Two of the ship’s high-ranking officers had approached her, and so deep was she in her thoughts that she had not noticed them.
‘Your Grace,’ said one, bowing low, ‘it is unsafe for you to remain on deck. The storm is about to break and we must ask you to seek the shelter of your cabin.’
Margaret inclined her head. They were anxious about her, she knew. She was the most important cargo they had ever carried. She represented all the advantages that union with a daughter of Maximilian could bring to Spain.
They were right too. She was almost blown off her feet, as she started across the deck. The two men held her, and laughing, she accepted their assistance.
* * *
The ship tossed and rolled, and the din was terrific. As she sheltered in her cabin with two of her attendants she occasionally heard the shouts of the sailors above the roar of the wind.
She saw two of her attendants clinging together. They were terrified. Their orders had been not to leave her if there was any danger, and their fear of Maximilian was greater than their fear of the storm.
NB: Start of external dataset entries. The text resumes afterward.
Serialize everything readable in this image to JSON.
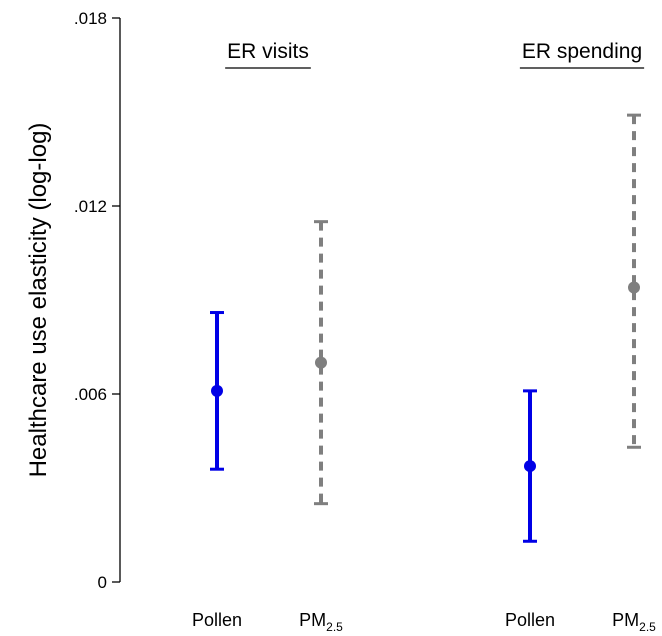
{
  "chart_data": {
    "type": "errorbar",
    "ylabel": "Healthcare use elasticity (log-log)",
    "ylim": [
      0,
      0.018
    ],
    "yticks": [
      {
        "value": 0,
        "label": "0"
      },
      {
        "value": 0.006,
        "label": ".006"
      },
      {
        "value": 0.012,
        "label": ".012"
      },
      {
        "value": 0.018,
        "label": ".018"
      }
    ],
    "grid": false,
    "panels": [
      {
        "title": "ER visits"
      },
      {
        "title": "ER spending"
      }
    ],
    "points": [
      {
        "panel": 0,
        "category": "Pollen",
        "category_sub": "",
        "estimate": 0.0061,
        "ci": [
          0.0036,
          0.0086
        ],
        "color": "#0000e6",
        "line": "solid"
      },
      {
        "panel": 0,
        "category": "PM",
        "category_sub": "2.5",
        "estimate": 0.007,
        "ci": [
          0.0025,
          0.0115
        ],
        "color": "#7f7f7f",
        "line": "dashed"
      },
      {
        "panel": 1,
        "category": "Pollen",
        "category_sub": "",
        "estimate": 0.0037,
        "ci": [
          0.0013,
          0.0061
        ],
        "color": "#0000e6",
        "line": "solid"
      },
      {
        "panel": 1,
        "category": "PM",
        "category_sub": "2.5",
        "estimate": 0.0094,
        "ci": [
          0.0043,
          0.0149
        ],
        "color": "#7f7f7f",
        "line": "dashed"
      }
    ]
  }
}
She saw the tears on their faces as their fingers clutched their rosaries and their lips moved in continual prayer.
‘How frail a thing is a ship,’ said Margaret.’ How fierce is an ocean!’
‘You should pray, Your Grace. I fear some of the smaller ships will have been lost and we shall never come out of this alive.’
‘If it is the end, then it is the end,’ said Margaret.
The two women looked at each other. Such calmness alarmed them. It was unnatural.
‘We shall die without a priest,’ sighed one of the women, ‘with all our sins on us.’